In November 2020, the US Food and Drug Administration issued an emergency use authorization for a number of synthetic neutralizing monoclonal antibodies, including bamlanivimab, directed against viral spike proteins in order to neutralize the virus. This was administered to nonhospitalized patients with mild to moderate COVID-19 infection, based on early clinical data on these antibodies [15,16]. This emergency use authorization included immunocompromised patients or patients on immunosuppressive medications. Early trial data have shown that these antibodies reduce viral load and potentially can decrease the risk of an emergency department visit or hospitalization [17], [18], [19]. The 4 patients in our case series did not receive this regimen because they had presented prior to approval of these antibodies and thus the antibodies were not a part of our protocol, but our institution currently provides this approach as per recommendations.

Finally, OHT status adds another level of complexity; that is, patients presenting with possible myocarditis with elevated cardiac biomarkers, electrocardiograph changes, and possibly graft dysfunction.
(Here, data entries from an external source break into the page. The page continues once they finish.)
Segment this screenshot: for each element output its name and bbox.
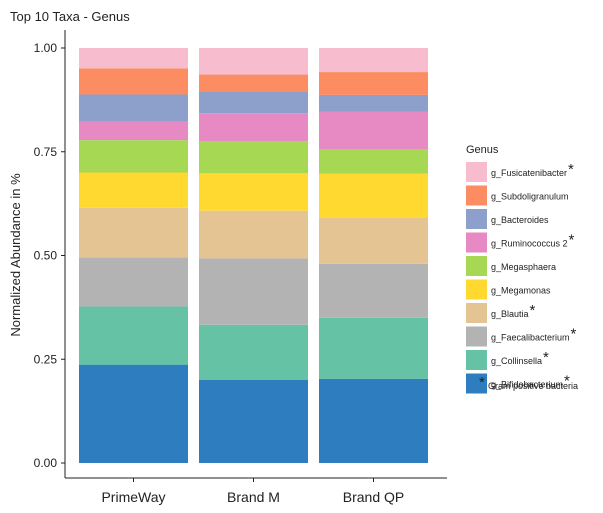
bar-segment-1-8: [199, 74, 308, 92]
legend-swatch-3: [466, 232, 487, 253]
legend-label-4: g_Megasphaera: [491, 262, 556, 272]
bar-segment-0-2: [79, 257, 188, 307]
bar-segment-0-7: [79, 94, 188, 122]
y-tick-label-4: 1.00: [34, 41, 58, 55]
legend-title: Genus: [466, 144, 499, 156]
legend-label-9: g_Bifidobacterium: [491, 380, 563, 390]
bar-segment-2-1: [319, 317, 428, 379]
y-tick-label-1: 0.25: [34, 352, 58, 366]
bar-segment-1-3: [199, 210, 308, 259]
bar-segment-0-5: [79, 140, 188, 173]
legend-swatch-0: [466, 162, 487, 182]
x-tick-label-1: Brand M: [227, 489, 280, 505]
legend-swatch-5: [466, 279, 487, 300]
bar-segment-1-5: [199, 141, 308, 174]
legend-label-8: g_Collinsella: [491, 356, 542, 366]
bar-segment-2-6: [319, 111, 428, 150]
bar-segment-1-2: [199, 258, 308, 325]
legend-swatch-2: [466, 209, 487, 229]
bar-segment-2-0: [319, 378, 428, 463]
legend-label-1: g_Subdoligranulum: [491, 192, 569, 202]
bar-segment-1-6: [199, 113, 308, 142]
legend-star-8: *: [543, 349, 549, 366]
legend-label-3: g_Ruminococcus 2: [491, 239, 568, 249]
y-tick-label-2: 0.50: [34, 249, 58, 263]
legend-label-6: g_Blautia: [491, 309, 529, 319]
legend-swatch-6: [466, 303, 487, 323]
y-tick-label-3: 0.75: [34, 145, 58, 159]
y-axis-label: Normalized Abundance in %: [8, 173, 23, 337]
bar-segment-0-1: [79, 306, 188, 365]
bar-segment-2-3: [319, 217, 428, 264]
bar-segment-0-8: [79, 68, 188, 95]
legend-swatch-9: [466, 373, 487, 394]
legend-star-9: *: [564, 373, 570, 390]
bar-segment-2-7: [319, 94, 428, 112]
bar-segment-2-8: [319, 72, 428, 95]
x-tick-label-2: Brand QP: [343, 489, 404, 505]
bar-segment-0-0: [79, 364, 188, 463]
legend-swatch-8: [466, 350, 487, 370]
legend-star-0: *: [568, 161, 574, 178]
plot-area: [79, 48, 428, 463]
footnote: * Gram positive bacteria: [479, 374, 578, 391]
axes: 0.00 0.25 0.50 0.75 1.00 PrimeWay Brand M Brand…: [34, 41, 405, 505]
legend: Genus g_Fusicatenibacter *g_Subdoligranul…: [466, 144, 577, 394]
bar-segment-2-4: [319, 173, 428, 218]
bar-segment-1-9: [199, 48, 308, 75]
bar-segment-0-3: [79, 207, 188, 258]
legend-label-2: g_Bacteroides: [491, 215, 549, 225]
legend-label-5: g_Megamonas: [491, 286, 551, 296]
chart-title: Top 10 Taxa - Genus: [10, 9, 130, 24]
legend-swatch-7: [466, 326, 487, 347]
bar-segment-0-9: [79, 48, 188, 69]
footnote-text: Gram positive bacteria: [488, 381, 578, 391]
bar-segment-2-9: [319, 48, 428, 73]
bar-segment-1-4: [199, 173, 308, 211]
y-tick-label-0: 0.00: [34, 456, 58, 470]
legend-star-6: *: [530, 302, 536, 319]
legend-label-7: g_Faecalibacterium: [491, 333, 570, 343]
bar-segment-1-0: [199, 380, 308, 463]
bar-segment-0-4: [79, 172, 188, 208]
legend-label-0: g_Fusicatenibacter: [491, 168, 567, 178]
bar-segment-2-2: [319, 263, 428, 318]
legend-star-3: *: [569, 232, 575, 249]
footnote-marker: *: [479, 374, 485, 391]
bar-segment-1-7: [199, 91, 308, 114]
legend-swatch-4: [466, 256, 487, 276]
legend-star-7: *: [571, 326, 577, 343]
legend-swatch-1: [466, 185, 487, 206]
x-tick-label-0: PrimeWay: [101, 489, 165, 505]
bar-segment-1-1: [199, 324, 308, 380]
bar-segment-2-5: [319, 149, 428, 174]
bar-segment-0-6: [79, 121, 188, 141]
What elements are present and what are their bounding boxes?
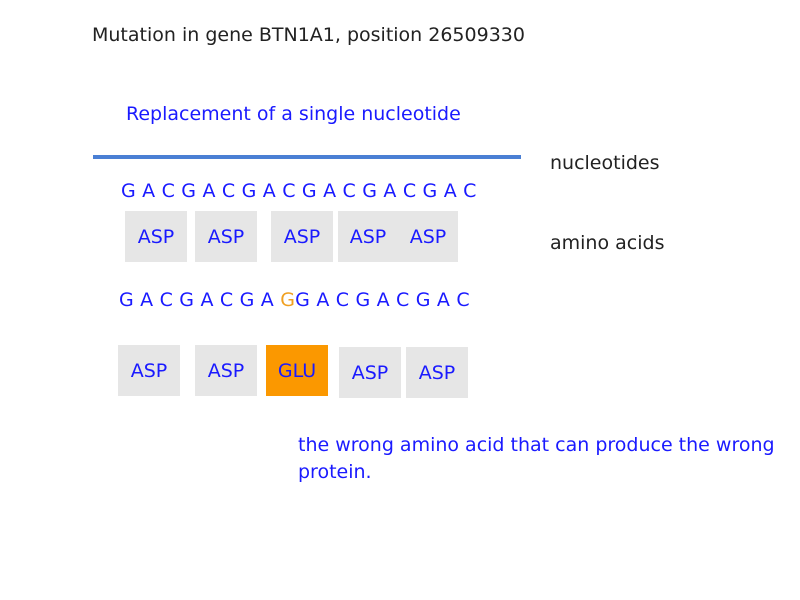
amino-acid-box: ASP xyxy=(339,347,401,398)
page-title: Mutation in gene BTN1A1, position 265093… xyxy=(92,24,525,46)
mutated-amino-acid-box: GLU xyxy=(266,345,328,396)
original-sequence: G A C G A C G A C G A C G A C G A C xyxy=(121,180,477,202)
mutated-nucleotide: G xyxy=(280,289,296,311)
amino-acid-box: ASP xyxy=(406,347,468,398)
amino-acid-box: ASP xyxy=(195,345,257,396)
amino-acid-label: ASP xyxy=(409,225,447,248)
subtitle: Replacement of a single nucleotide xyxy=(126,103,461,125)
amino-acid-label: ASP xyxy=(349,225,387,248)
amino-acid-box: ASP xyxy=(271,211,333,262)
amino-acid-box: ASP xyxy=(125,211,187,262)
mutated-sequence: G A C G A C G A GG A C G A C G A C xyxy=(119,289,470,311)
amino-acids-label: amino acids xyxy=(550,232,665,254)
amino-acid-box: ASP xyxy=(195,211,257,262)
sequence-after: G A C G A C G A C xyxy=(295,289,470,311)
amino-acid-box: ASP xyxy=(118,345,180,396)
nucleotides-label: nucleotides xyxy=(550,152,660,174)
sequence-before: G A C G A C G A xyxy=(119,289,281,311)
explanation-note: the wrong amino acid that can produce th… xyxy=(298,434,775,483)
amino-acid-box-group: ASP ASP xyxy=(338,211,458,262)
divider-line xyxy=(93,155,521,159)
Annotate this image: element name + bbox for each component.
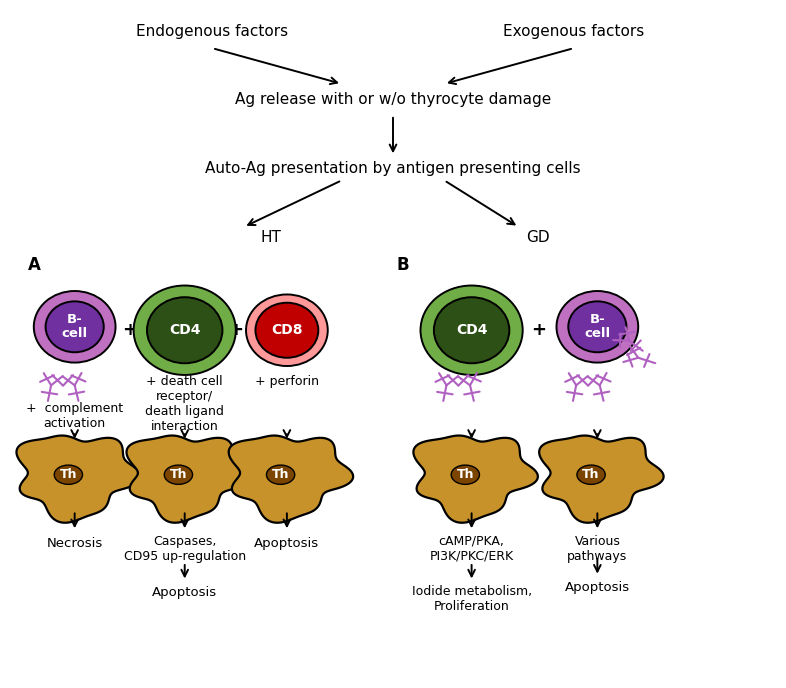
Text: Th: Th	[582, 469, 600, 481]
Text: B: B	[397, 256, 410, 274]
Text: HT: HT	[261, 230, 281, 245]
Text: Th: Th	[457, 469, 474, 481]
Text: CD4: CD4	[169, 323, 200, 337]
Text: +: +	[122, 321, 138, 339]
Text: Apoptosis: Apoptosis	[565, 581, 630, 594]
Polygon shape	[127, 436, 251, 523]
Text: + death cell
receptor/
death ligand
interaction: + death cell receptor/ death ligand inte…	[145, 375, 224, 433]
Text: B-
cell: B- cell	[61, 313, 88, 341]
Ellipse shape	[266, 465, 295, 484]
Circle shape	[255, 303, 318, 358]
Circle shape	[134, 286, 236, 375]
Text: Iodide metabolism,
Proliferation: Iodide metabolism, Proliferation	[412, 585, 531, 613]
Text: Ag release with or w/o thyrocyte damage: Ag release with or w/o thyrocyte damage	[235, 92, 551, 107]
Ellipse shape	[577, 465, 605, 484]
Polygon shape	[229, 436, 353, 523]
Polygon shape	[539, 436, 663, 523]
Text: +: +	[228, 321, 244, 339]
Ellipse shape	[451, 465, 479, 484]
Text: +: +	[531, 321, 546, 339]
Circle shape	[246, 294, 328, 366]
Text: + perforin: + perforin	[255, 375, 319, 388]
Circle shape	[147, 297, 222, 363]
Text: CD8: CD8	[271, 323, 303, 337]
Circle shape	[34, 291, 116, 363]
Ellipse shape	[54, 465, 83, 484]
Text: Exogenous factors: Exogenous factors	[503, 24, 645, 39]
Text: +  complement
activation: + complement activation	[26, 402, 123, 431]
Text: Apoptosis: Apoptosis	[152, 586, 217, 599]
Text: GD: GD	[527, 230, 550, 245]
Text: Various
pathways: Various pathways	[567, 535, 627, 563]
Circle shape	[568, 301, 626, 352]
Text: cAMP/PKA,
PI3K/PKC/ERK: cAMP/PKA, PI3K/PKC/ERK	[429, 535, 514, 563]
Polygon shape	[17, 436, 141, 523]
Ellipse shape	[164, 465, 193, 484]
Text: A: A	[28, 256, 40, 274]
Text: CD4: CD4	[456, 323, 487, 337]
Text: B-
cell: B- cell	[584, 313, 611, 341]
Circle shape	[421, 286, 523, 375]
Text: Th: Th	[60, 469, 77, 481]
Polygon shape	[413, 436, 538, 523]
Text: Auto-Ag presentation by antigen presenting cells: Auto-Ag presentation by antigen presenti…	[205, 161, 581, 176]
Circle shape	[556, 291, 638, 363]
Text: Th: Th	[170, 469, 187, 481]
Text: Apoptosis: Apoptosis	[255, 537, 319, 550]
Circle shape	[46, 301, 104, 352]
Circle shape	[434, 297, 509, 363]
Text: Caspases,
CD95 up-regulation: Caspases, CD95 up-regulation	[123, 535, 246, 563]
Text: Necrosis: Necrosis	[46, 537, 103, 550]
Text: Th: Th	[272, 469, 289, 481]
Text: Endogenous factors: Endogenous factors	[136, 24, 288, 39]
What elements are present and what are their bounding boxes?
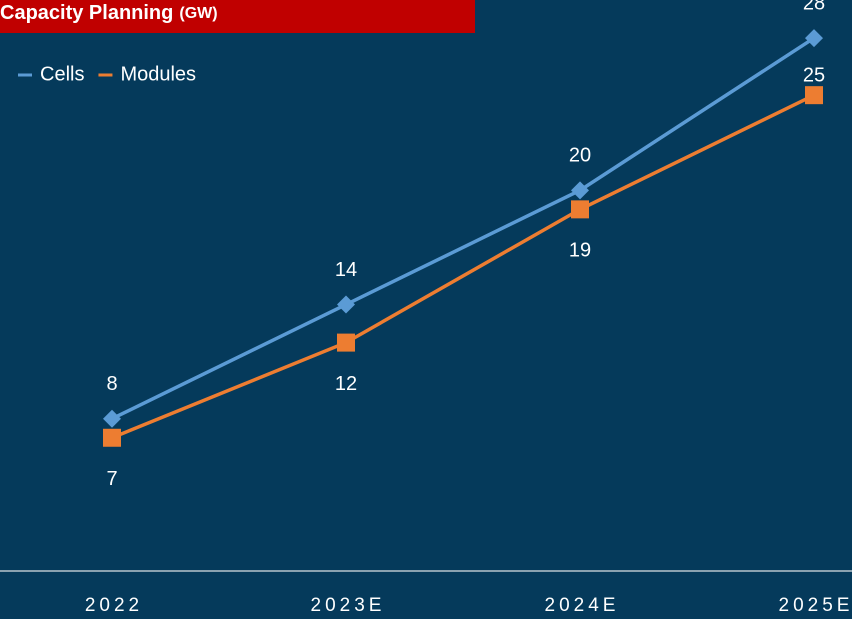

Evaluation for rejection can potentially be delayed given restrictions for endomyocardial biopsy.

Based on the above discussion, available trial data, experience with immunosuppressive regimens, and a previously developed algorithm for the management of COVID-19 in patients with OHT [20], we suggest the treatment strategy summarized in Fig 1 .

Fig 1.

Fig 1

Flow diagram delineating suggested treatment strategy in heart transplant recipients with COVID-19 infection. CBC, complete blood count; CMP, complete metabolic panel; COVID-19, coronavirus disease 2019; CRP, C-reactive protein; CT, computed tomography; CXR, chest X-Ray; LDH, lactate dehydrogenase; OHT, orthotopic heart transplant; mTOR, mechanistic Target of Rapamycin.

*Mild infection: O2 saturation >94% on room air, without tachypnea, without pneumonia on imaging, and without end-organ dysfunction (eg. liver, kidney). Moderate infection: O2 saturation <94% on room air requiring supplemental O2 via nasal cannula or with tachypnea (≥24 breaths) or pneumonia on chest imaging but without evidence of end-organ dysfunction or acute respiratory distress syndrome. Severe infection: O2 saturation <94% on room air requiring supplemental O2 via high-flow nasal cannula/non-rebreather mask, noninvasive positive pressure ventilation/mechanical ventilation; evidence of end-organ dysfunction; and evidence of acute respiratory distress syndrome.

Conclusion

Patients with OHT and COVID-19 infection have presentations similar to those observed in the general population with COVID-19, but these patients have a higher mortality rate. Management of immunosuppression should be aimed at improving host immune defenses against the infection while also preventing acute graft rejection. There are no treatment data specific for patients with OHT and thus management is extrapolated from the general population.